HK to prepare for spike in youths in correctional facilities: dept chief
Source: Global Times Published: 2020/7/13 18:09:58
The head of Hong Kong's Correctional Services Department (CSD) said a large number of young people are expected to be put into correctional institutions in the future, and the CSD will expand manpower and strengthen civic education for them.
Woo Ying-ming, the commissioner of correctional services of Hong Kong Special Administrative Region (HKSAR), told media on Sunday that CSD will make different arrangements for those who think differently from previous prisoners.
Hong Kong media reported that a total of 9,216 people have been arrested since last year's social unrest due to the extradition bill, and 1,979 have been or are being processed by the judicial authorities, with 252 of them subject to legal consequences.
Woo said that many of those arrested are youths and students. "We expect to see a large number of young people coming into correctional institutions in the future," he said.
To prevent large-scale unrest in prisons, Woo said that additional regional police forces may be deployed and CSD staff will be trained to deal with young inmates who may be unlike those from the past.
The CSD will also conduct history and civic education to enable those serving sentences to broaden their understanding of China's development and to learn about relevant laws, such as the National Anthem Law and the national security law for HKSAR.
Woo said that although the number of youths returning to prison two years after being released had dropped from 24.2 percent in 2007 to 9.8 percent in 2017, he was saddened to see the number of young law-breakers rising since last year. He said CSD would give them a chance to turn over a new leaf.

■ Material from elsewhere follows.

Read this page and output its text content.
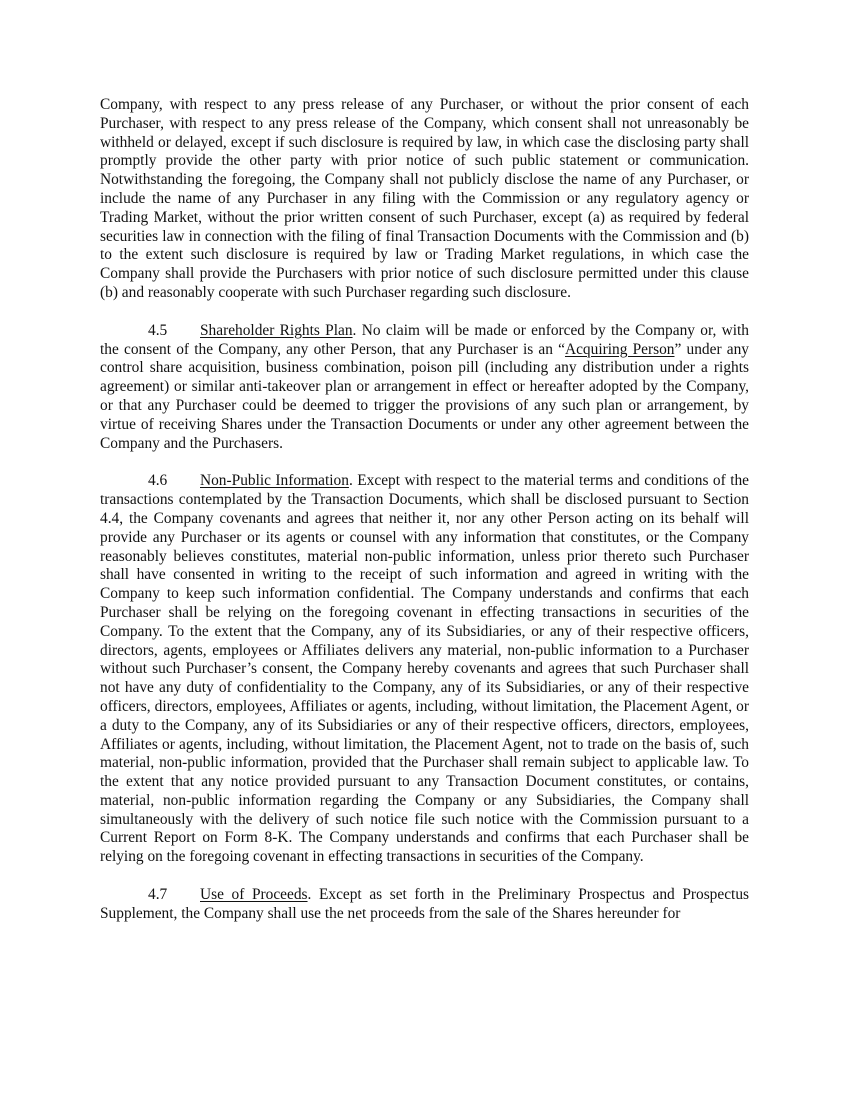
Company, with respect to any press release of any Purchaser, or without the prior consent of each Purchaser, with respect to any press release of the Company, which consent shall not unreasonably be withheld or delayed, except if such disclosure is required by law, in which case the disclosing party shall promptly provide the other party with prior notice of such public statement or communication. Notwithstanding the foregoing, the Company shall not publicly disclose the name of any Purchaser, or include the name of any Purchaser in any filing with the Commission or any regulatory agency or Trading Market, without the prior written consent of such Purchaser, except (a) as required by federal securities law in connection with the filing of final Transaction Documents with the Commission and (b) to the extent such disclosure is required by law or Trading Market regulations, in which case the Company shall provide the Purchasers with prior notice of such disclosure permitted under this clause (b) and reasonably cooperate with such Purchaser regarding such disclosure.

4.5 Shareholder Rights Plan. No claim will be made or enforced by the Company or, with the consent of the Company, any other Person, that any Purchaser is an “Acquiring Person” under any control share acquisition, business combination, poison pill (including any distribution under a rights agreement) or similar anti-takeover plan or arrangement in effect or hereafter adopted by the Company, or that any Purchaser could be deemed to trigger the provisions of any such plan or arrangement, by virtue of receiving Shares under the Transaction Documents or under any other agreement between the Company and the Purchasers.

4.6 Non-Public Information. Except with respect to the material terms and conditions of the transactions contemplated by the Transaction Documents, which shall be disclosed pursuant to Section 4.4, the Company covenants and agrees that neither it, nor any other Person acting on its behalf will provide any Purchaser or its agents or counsel with any information that constitutes, or the Company reasonably believes constitutes, material non-public information, unless prior thereto such Purchaser shall have consented in writing to the receipt of such information and agreed in writing with the Company to keep such information confidential. The Company understands and confirms that each Purchaser shall be relying on the foregoing covenant in effecting transactions in securities of the Company. To the extent that the Company, any of its Subsidiaries, or any of their respective officers, directors, agents, employees or Affiliates delivers any material, non-public information to a Purchaser without such Purchaser’s consent, the Company hereby covenants and agrees that such Purchaser shall not have any duty of confidentiality to the Company, any of its Subsidiaries, or any of their respective officers, directors, employees, Affiliates or agents, including, without limitation, the Placement Agent, or a duty to the Company, any of its Subsidiaries or any of their respective officers, directors, employees, Affiliates or agents, including, without limitation, the Placement Agent, not to trade on the basis of, such material, non-public information, provided that the Purchaser shall remain subject to applicable law. To the extent that any notice provided pursuant to any Transaction Document constitutes, or contains, material, non-public information regarding the Company or any Subsidiaries, the Company shall simultaneously with the delivery of such notice file such notice with the Commission pursuant to a Current Report on Form 8-K. The Company understands and confirms that each Purchaser shall be relying on the foregoing covenant in effecting transactions in securities of the Company.

4.7 Use of Proceeds. Except as set forth in the Preliminary Prospectus and Prospectus Supplement, the Company shall use the net proceeds from the sale of the Shares hereunder for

Hong Kong media also reported that Woo decried those who incited violence among youths, noting that prison is not paradise. "The experience of a jail sentence will not brighten people's lives, and people will not leave the prison with a holy halo," he said.
Woo said that people should neither use violence to achieve their goals, nor spend the most precious years of their lives in prison. He reminded them that imprisonment leaves an indelible mark in one's life, and the environment inside prison is totally different from the outside.
No matter how tough people are mentally, when a person is put in handcuffs and into a prison car, the only thing left is the sound of the iron gate opening and closing every day, which breaks people down, said Woo.